The anxiety that always accompanies having an infant has been amplified in the past year. People who previously wouldn’t have thought twice about having grandparents or close friends visit their new baby are now wondering if that’s a bad idea. So what is a reasonable amount of exposure to give your baby, to other people and the outside world? Some thoughts are in “What Things Can I Do with My Baby?”
For those in the Omicron stress spiral, “Is It Always Going to Be Like This Now?” has suggestions for learning to live with endemic COVID — which, yes, is what we are going to need to do. Life in 2022 and beyond is going to mean accepting the existence of COVID and taking precautions. But it will also mean arriving at a point where we take a rapid test when we need to, but not let COVID live rent-free in our heads all the time.
Pregnancy
Just before Halloween, a new report, covered extensively in the media, recommended against the use of acetaminophen (Tylenol) by pregnant people. Though the paper is in many ways well done, it also has all the problems I spend my life complaining about. Read more in “A Pre-Halloween Scare for Parents.”
A central question in health economics is “How valuable is medical care?” For some types of care, including prenatal, that question is surprisingly complicated. How valuable is the marginal prenatal appointment, the marginal ultrasound? “Does Extra Prenatal Care over 35 Matter?” examines a new study trying to answer these questions.
It is natural for people to enter their first pregnancy with the hope and expectation that things will go smoothly. And often they do! But sometimes they do not. In the aftermath, people may wonder: Will this happen again? Dr. Nathan Fox shares some answers in “I Had a Complicated Pregnancy: Will It Happen Again?”
Parenting
My inbox blew up in February with subject lines like “Toxic metals in baby food?” “Help! Baby food thing?” “Baby food scare?” after Congress issued a report about high levels of arsenic and other heavy metals in many baby foods. “Toxic Baby Metals” explains why not to panic.

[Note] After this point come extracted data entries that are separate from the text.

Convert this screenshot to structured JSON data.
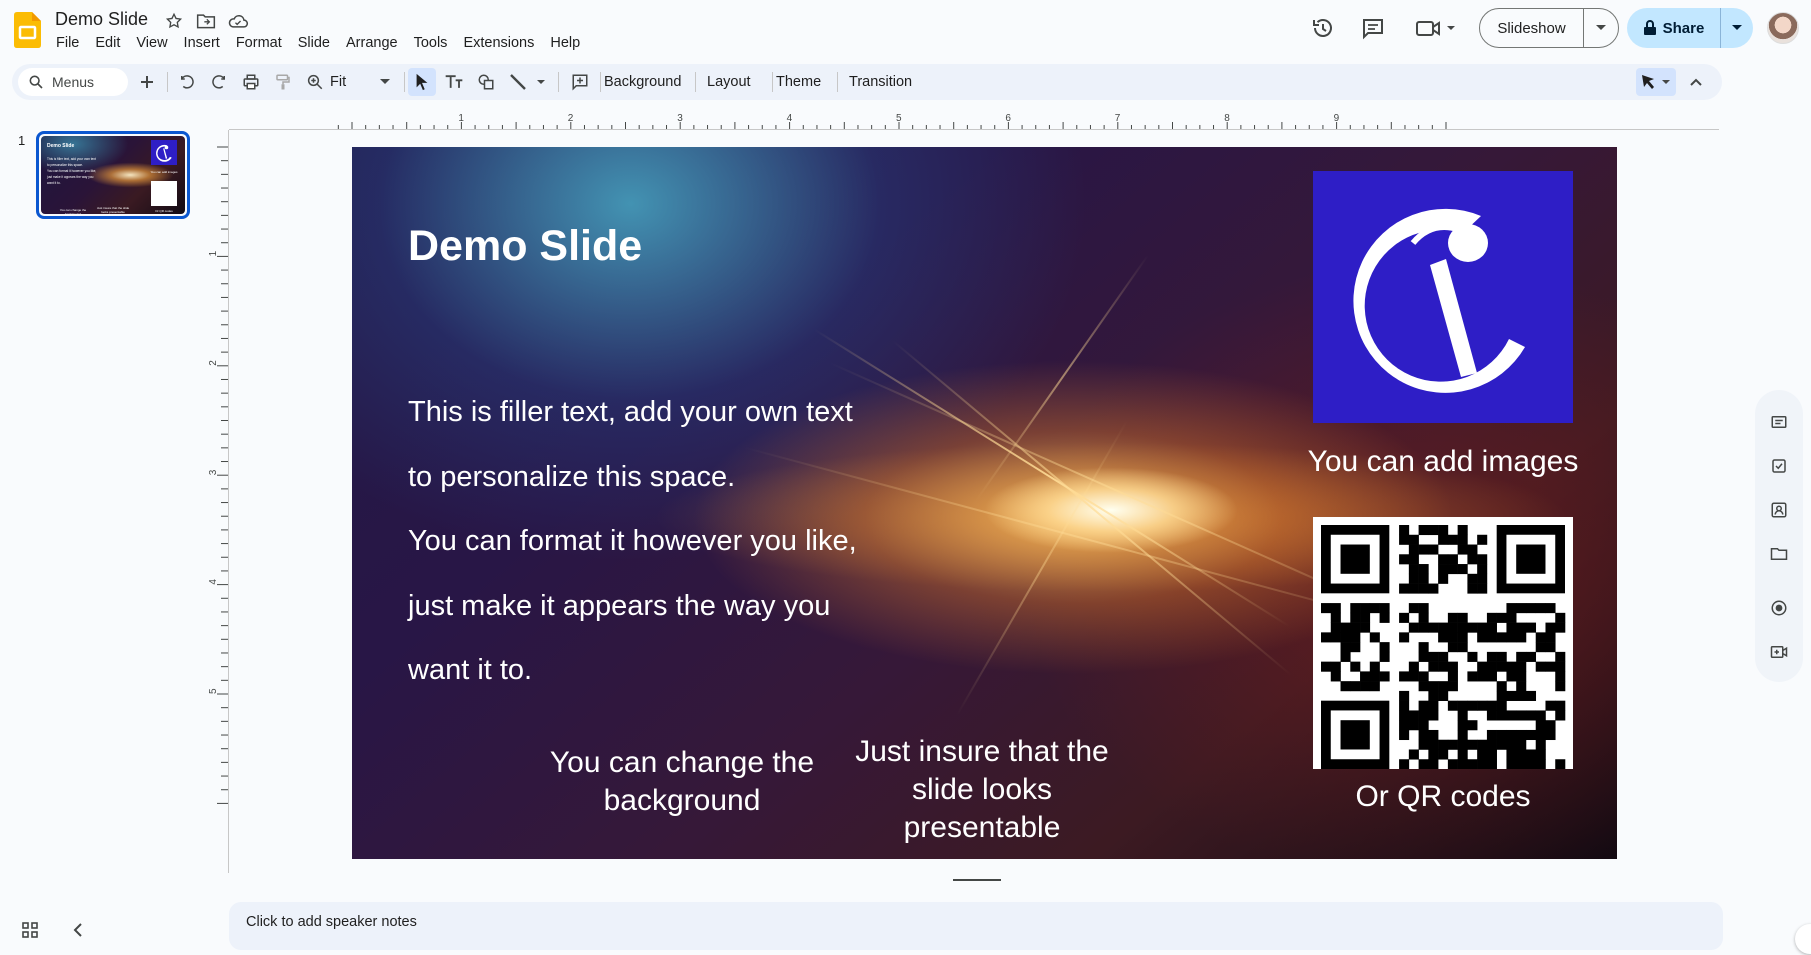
{
  "app": {
    "document_title": "Demo Slide",
    "brand_color": "#fbbc04",
    "accent_color": "#0b57d0"
  },
  "menu": [
    "File",
    "Edit",
    "View",
    "Insert",
    "Format",
    "Slide",
    "Arrange",
    "Tools",
    "Extensions",
    "Help"
  ],
  "header": {
    "slideshow_label": "Slideshow",
    "share_label": "Share",
    "icons": [
      "history-icon",
      "comments-icon",
      "meet-icon",
      "avatar"
    ]
  },
  "toolbar": {
    "search_placeholder": "Menus",
    "zoom_value": "Fit",
    "background_label": "Background",
    "layout_label": "Layout",
    "theme_label": "Theme",
    "transition_label": "Transition"
  },
  "filmstrip": {
    "slide_number": "1"
  },
  "ruler": {
    "horizontal_ticks": [
      "1",
      "2",
      "3",
      "4",
      "5",
      "6",
      "7",
      "8",
      "9"
    ],
    "vertical_ticks": [
      "1",
      "2",
      "3",
      "4",
      "5"
    ]
  },
  "slide": {
    "title": "Demo Slide",
    "body_lines": [
      "This is filler text, add your own text",
      "to personalize this space.",
      "You can format it however you like,",
      "just make it appears the way you",
      "want it to."
    ],
    "caption_background_1": "You can change the",
    "caption_background_2": "background",
    "caption_presentable_1": "Just insure that the",
    "caption_presentable_2": "slide looks",
    "caption_presentable_3": "presentable",
    "caption_images": "You can add images",
    "caption_qr": "Or QR codes",
    "logo_color": "#2e1ec6"
  },
  "notes": {
    "placeholder": "Click to add speaker notes"
  }
}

When I sat down to write Cribsheet, I had a pretty good sense of the topics that I wanted to cover. Discipline was not among them, since I thought the data wouldn’t be there. But in the end, this proved to be one of the areas where writing the book changed how I parent. In fact, the data on the subject was better than I’d thought. Learn what the evidence-based approaches have in common in “COVID Break-ish: Discipline.”

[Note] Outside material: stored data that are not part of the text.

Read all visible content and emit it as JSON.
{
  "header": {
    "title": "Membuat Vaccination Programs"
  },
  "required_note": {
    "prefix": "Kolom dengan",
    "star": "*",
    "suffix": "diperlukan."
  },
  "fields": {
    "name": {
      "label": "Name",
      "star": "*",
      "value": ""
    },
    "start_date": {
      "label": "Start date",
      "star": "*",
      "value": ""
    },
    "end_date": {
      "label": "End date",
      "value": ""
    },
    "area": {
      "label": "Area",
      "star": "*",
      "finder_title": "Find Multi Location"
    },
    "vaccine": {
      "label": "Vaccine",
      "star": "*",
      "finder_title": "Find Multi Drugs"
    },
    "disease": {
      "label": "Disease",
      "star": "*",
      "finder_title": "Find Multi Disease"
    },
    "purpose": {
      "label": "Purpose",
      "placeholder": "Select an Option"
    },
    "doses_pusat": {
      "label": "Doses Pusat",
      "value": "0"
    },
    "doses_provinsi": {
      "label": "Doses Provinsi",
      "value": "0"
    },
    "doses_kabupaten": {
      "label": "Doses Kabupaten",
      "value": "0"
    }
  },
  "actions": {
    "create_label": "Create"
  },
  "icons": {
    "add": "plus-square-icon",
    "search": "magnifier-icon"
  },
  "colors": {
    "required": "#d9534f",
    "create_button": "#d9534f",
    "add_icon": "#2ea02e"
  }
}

As I wrote in November amid discussions of the Biden administration’s Build Back Better bill, paid leave, especially paid maternity leave, should be a policy priority. It benefits infants and parents. When it comes to the ultimate choice of working or not, though, the data suggests that it doesn’t matter much either way for children. “Paid Parental Leave” puts the numbers in context.
That’s all for 2021! See you again in the new year.